Although the court clearly said in its June ruling that such incentives are legal, many important questions that were not presented in this case remain unresolved. For example, the justices did not decide whether financial incentives ought to be disclosed, giving hope to trial lawyers who are pushing the class-action lawsuits. Much of their enthusiasm stems from a footnote in the Herdrich decision; the court notes that HMOs may breach their fiduciary duty to members by not disclosing financial arrangements that give health care providers and others an incentive to ration care.

"We were very happy with the Supreme Court ruling," Marcus says. "Our cases expressly say we are not challenging the practices that managed care companies choose to try to save money. We are challenging the failure to make truthful disclosures about those practices."

For the health care industry, though, the ruling was clearly a positive one.

Karen Ignagni, American Association of Health Plans president, characterized the ruling as a "resounding defeat for suit-happy trial lawyers and those who seek through class action suits to destroy the country’s private health care system. The Court’s decision today validates the principle that the legal system is not the place to make health care work."

Other ongoing suits include an action against Aetna U.S. Healthcare, filed in late May by a coalition of 24 New York-area hospitals. The suit charges Aetna with breach of contract, various violations of the New York Prompt Payment Law, the New York Managed Care Act, and violations of New York’s deceptive practices laws. The hospitals are seeking no less than $45 million in compensatory damages and $50 million in punitive damages.

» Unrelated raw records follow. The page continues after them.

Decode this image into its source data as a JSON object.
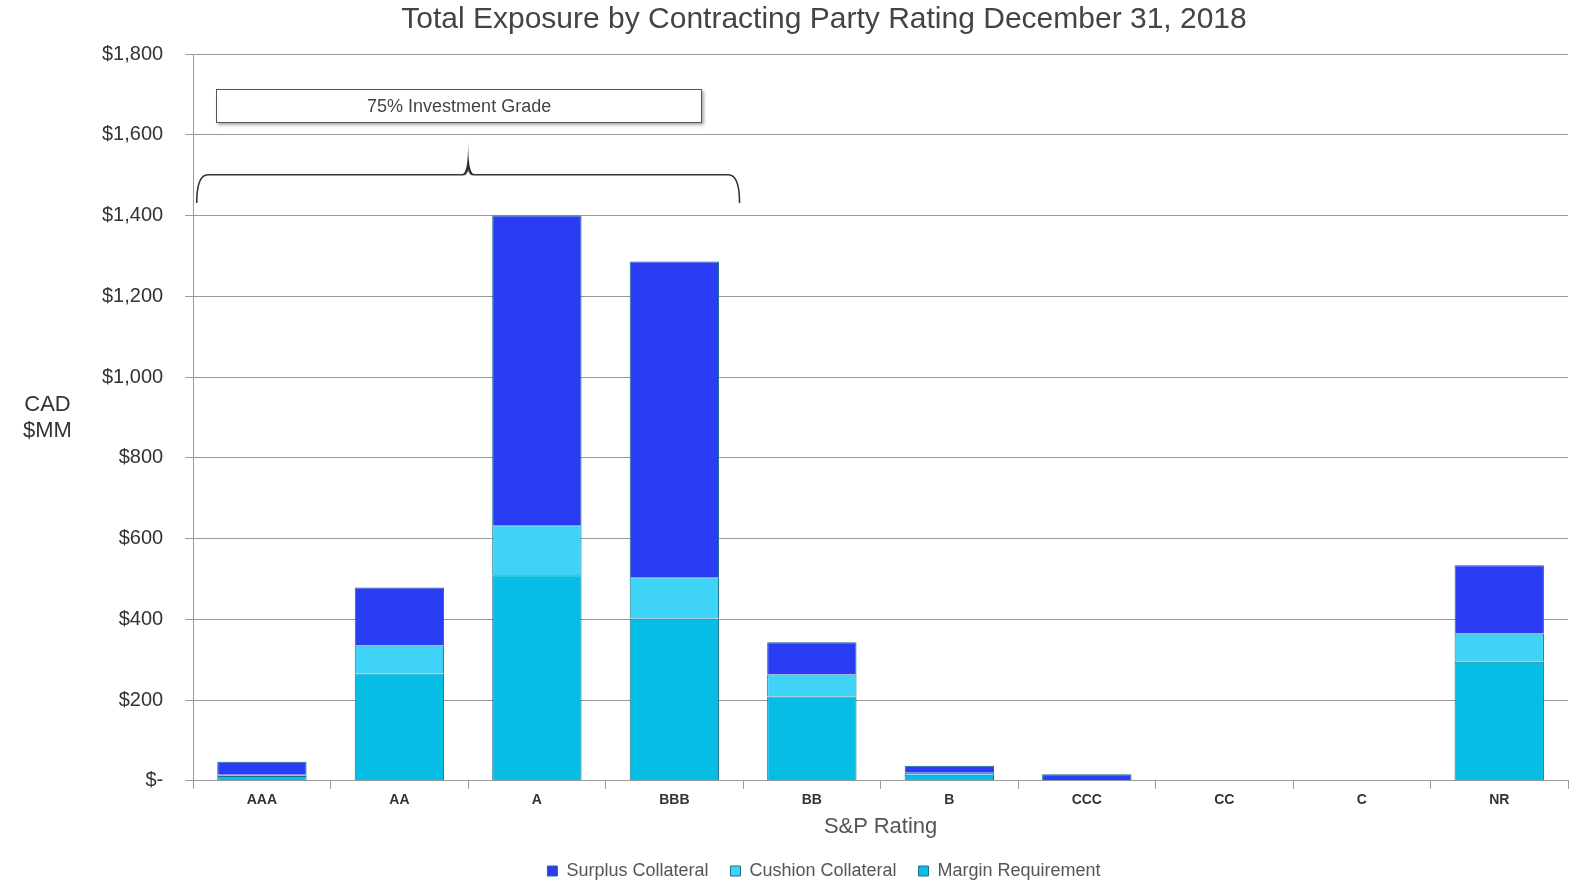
{
  "chart_data": {
    "type": "bar",
    "title": "Total Exposure by Contracting Party Rating December 31, 2018",
    "xlabel": "S&P Rating",
    "ylabel": "CAD $MM",
    "categories": [
      "AAA",
      "AA",
      "A",
      "BBB",
      "BB",
      "B",
      "CCC",
      "CC",
      "C",
      "NR"
    ],
    "stacked": true,
    "series": [
      {
        "name": "Margin Requirement",
        "color": "#06bde6",
        "values": [
          12,
          266,
          509,
          402,
          209,
          15,
          null,
          0,
          0,
          295
        ]
      },
      {
        "name": "Cushion Collateral",
        "color": "#3fd3f7",
        "values": [
          3,
          69,
          124,
          102,
          54,
          5,
          null,
          0,
          0,
          70
        ]
      },
      {
        "name": "Surplus Collateral",
        "color": "#2b3cf5",
        "values": [
          32,
          144,
          767,
          782,
          80,
          17,
          16,
          0,
          0,
          169
        ]
      }
    ],
    "ylim": [
      0,
      1800
    ],
    "yticks": [
      {
        "value": 0,
        "label": "$-"
      },
      {
        "value": 200,
        "label": "$200"
      },
      {
        "value": 400,
        "label": "$400"
      },
      {
        "value": 600,
        "label": "$600"
      },
      {
        "value": 800,
        "label": "$800"
      },
      {
        "value": 1000,
        "label": "$1,000"
      },
      {
        "value": 1200,
        "label": "$1,200"
      },
      {
        "value": 1400,
        "label": "$1,400"
      },
      {
        "value": 1600,
        "label": "$1,600"
      },
      {
        "value": 1800,
        "label": "$1,800"
      }
    ],
    "grid": "y",
    "legend": "bottom",
    "annotations": [
      "75% Investment Grade"
    ]
  }
}
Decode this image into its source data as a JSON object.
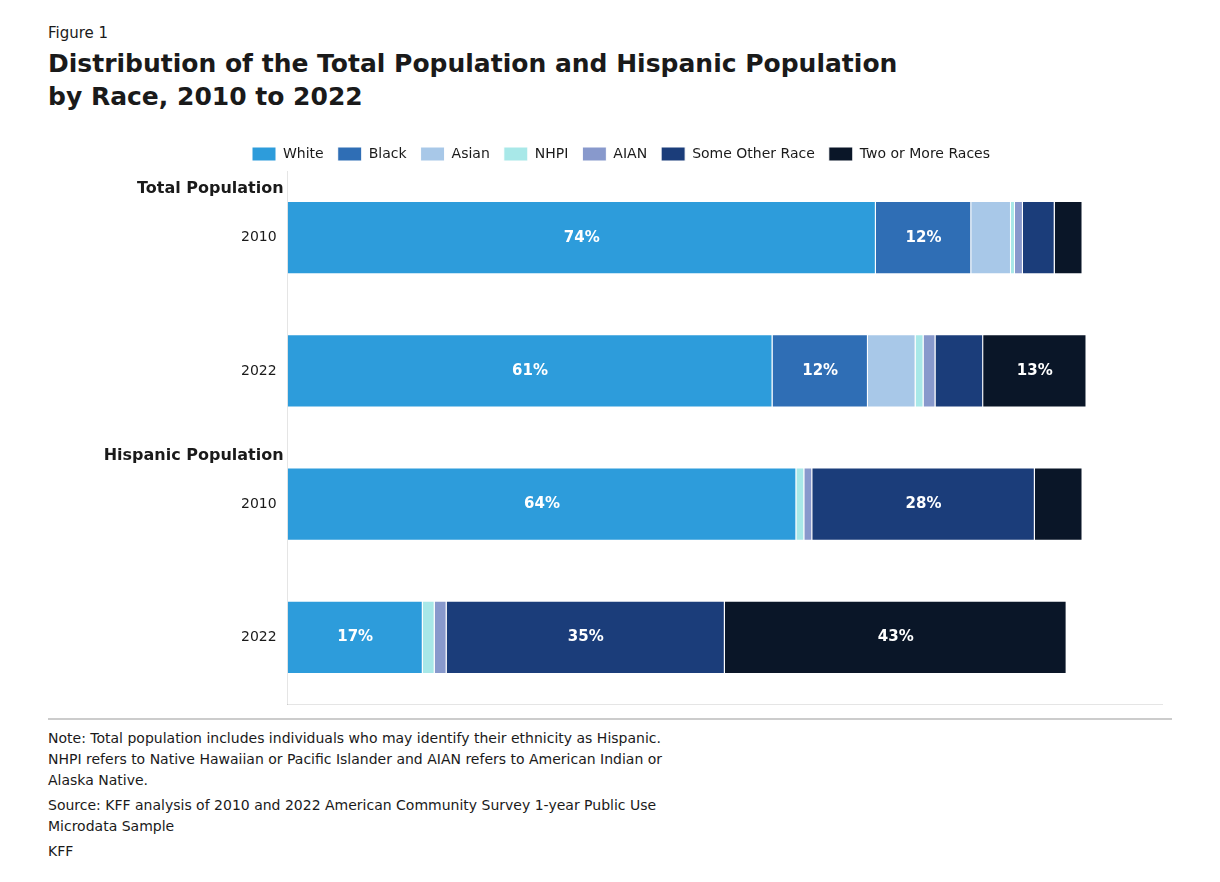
{
  "chart_data": {
    "type": "bar",
    "orientation": "horizontal",
    "stacked": true,
    "subtitle": "Figure 1",
    "title": [
      "Distribution of the Total Population and Hispanic Population",
      "by Race, 2010 to 2022"
    ],
    "categories": [
      "2010",
      "2022",
      "2010",
      "2022"
    ],
    "series": [
      {
        "name": "White",
        "color": "#2D9CDB",
        "values": [
          74,
          61,
          64,
          17
        ],
        "value_labels": [
          "74%",
          "61%",
          "64%",
          "17%"
        ]
      },
      {
        "name": "Black",
        "color": "#2F6EB5",
        "values": [
          12,
          12,
          0,
          0
        ],
        "value_labels": [
          "12%",
          "12%",
          null,
          null
        ]
      },
      {
        "name": "Asian",
        "color": "#A8C8E8",
        "values": [
          5,
          6,
          0,
          0
        ],
        "value_labels": [
          null,
          null,
          null,
          null
        ]
      },
      {
        "name": "NHPI",
        "color": "#A8E8E8",
        "values": [
          0.5,
          1,
          1,
          1.5
        ],
        "value_labels": [
          null,
          null,
          null,
          null
        ]
      },
      {
        "name": "AIAN",
        "color": "#8899CC",
        "values": [
          1,
          1.5,
          1,
          1.5
        ],
        "value_labels": [
          null,
          null,
          null,
          null
        ]
      },
      {
        "name": "Some Other Race",
        "color": "#1B3D7A",
        "values": [
          4,
          6,
          28,
          35
        ],
        "value_labels": [
          null,
          null,
          "28%",
          "35%"
        ]
      },
      {
        "name": "Two or More Races",
        "color": "#0A1628",
        "values": [
          3.5,
          13,
          6,
          43
        ],
        "value_labels": [
          null,
          "13%",
          null,
          "43%"
        ]
      }
    ],
    "xlim": [
      0,
      110
    ],
    "xticks": [
      0,
      10,
      20,
      30,
      40,
      50,
      60,
      70,
      80,
      90,
      100,
      110
    ],
    "tick_labels": "y",
    "grid": false,
    "legend": "top",
    "data_labels": true,
    "annotations": [
      {
        "text": "Total Population",
        "category": 0
      },
      {
        "text": "Hispanic Population",
        "category": 2
      },
      {
        "text": "Note: Total population includes individuals who may identify their ethnicity as Hispanic.\nNHPI refers to Native Hawaiian or Pacific Islander and AIAN refers to American Indian or\nAlaska Native."
      },
      {
        "text": "Source: KFF analysis of 2010 and 2022 American Community Survey 1-year Public Use\nMicrodata Sample"
      },
      {
        "text": "KFF"
      }
    ]
  }
}
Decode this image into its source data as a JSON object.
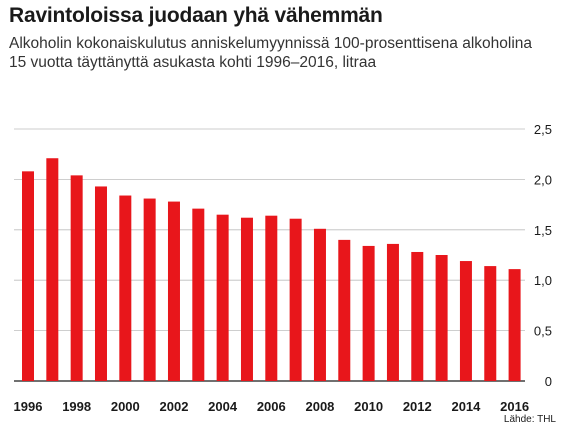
{
  "title": "Ravintoloissa juodaan yhä vähemmän",
  "subtitle": "Alkoholin kokonaiskulutus anniskelumyynnissä 100-prosenttisena alkoholina 15 vuotta täyttänyttä asukasta kohti 1996–2016, litraa",
  "source": "Lähde: THL",
  "colors": {
    "bar": "#e8161b",
    "grid": "#bdbdbd",
    "axis": "#1a1a1a"
  },
  "chart_data": {
    "type": "bar",
    "title": "Ravintoloissa juodaan yhä vähemmän",
    "xlabel": "",
    "ylabel": "",
    "categories": [
      "1996",
      "1997",
      "1998",
      "1999",
      "2000",
      "2001",
      "2002",
      "2003",
      "2004",
      "2005",
      "2006",
      "2007",
      "2008",
      "2009",
      "2010",
      "2011",
      "2012",
      "2013",
      "2014",
      "2015",
      "2016"
    ],
    "values": [
      2.08,
      2.21,
      2.04,
      1.93,
      1.84,
      1.81,
      1.78,
      1.71,
      1.65,
      1.62,
      1.64,
      1.61,
      1.51,
      1.4,
      1.34,
      1.36,
      1.28,
      1.25,
      1.19,
      1.14,
      1.11
    ],
    "x_tick_labels": [
      "1996",
      "1998",
      "2000",
      "2002",
      "2004",
      "2006",
      "2008",
      "2010",
      "2012",
      "2014",
      "2016"
    ],
    "y_ticks": [
      {
        "value": 0,
        "label": "0"
      },
      {
        "value": 0.5,
        "label": "0,5"
      },
      {
        "value": 1.0,
        "label": "1,0"
      },
      {
        "value": 1.5,
        "label": "1,5"
      },
      {
        "value": 2.0,
        "label": "2,0"
      },
      {
        "value": 2.5,
        "label": "2,5"
      }
    ],
    "ylim": [
      0,
      2.5
    ],
    "grid": true,
    "y_axis_position": "right"
  }
}
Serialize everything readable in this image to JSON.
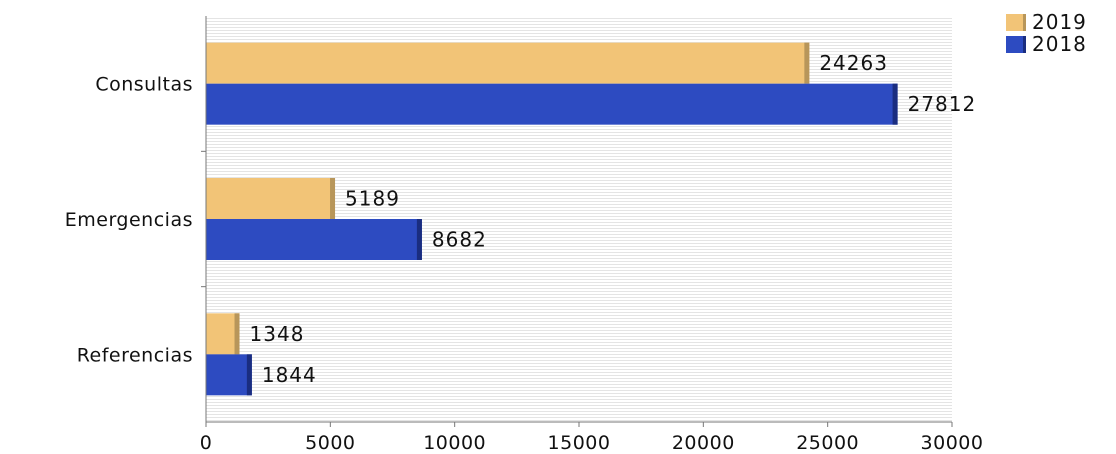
{
  "chart_data": {
    "type": "bar",
    "orientation": "horizontal",
    "categories": [
      "Consultas",
      "Emergencias",
      "Referencias"
    ],
    "series": [
      {
        "name": "2019",
        "values": [
          24263,
          5189,
          1348
        ]
      },
      {
        "name": "2018",
        "values": [
          27812,
          8682,
          1844
        ]
      }
    ],
    "xlim": [
      0,
      30000
    ],
    "xticks": [
      0,
      5000,
      10000,
      15000,
      20000,
      25000,
      30000
    ],
    "title": "",
    "xlabel": "",
    "ylabel": "",
    "legend": "top-right",
    "grid": "horizontal-lines-background"
  },
  "colors": {
    "series_2019": "#f2c477",
    "series_2019_edge": "#b8965a",
    "series_2018": "#2d4bc1",
    "series_2018_edge": "#1a2d80",
    "grid_line": "#e2e2e2",
    "axis": "#777777"
  }
}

Also in late May, the California Medical Association teamed up with a group of Alabama lawyers to bring suit against three of California’s largest health plans, charging them with extortion and racketeering. The federal suit, filed against Blue Cross of California, Foundation Health Systems and PacifiCare Health Systems Inc., accuses the plans of interfering with physicians’ ability to make independent medical decisions. It differs from the others by naming doctors–rather than patients–as plaintiffs. The essence of the lawsuit, according to a lawyer heading up the case, is that there is such a disparity between the information and ability to control one’s destiny between the physicians and the insurance companies that it essentially dooms the physician groups from the beginning.

Where all of these cases are headed remains to be seen; none of the cases has been certified as a class action to date.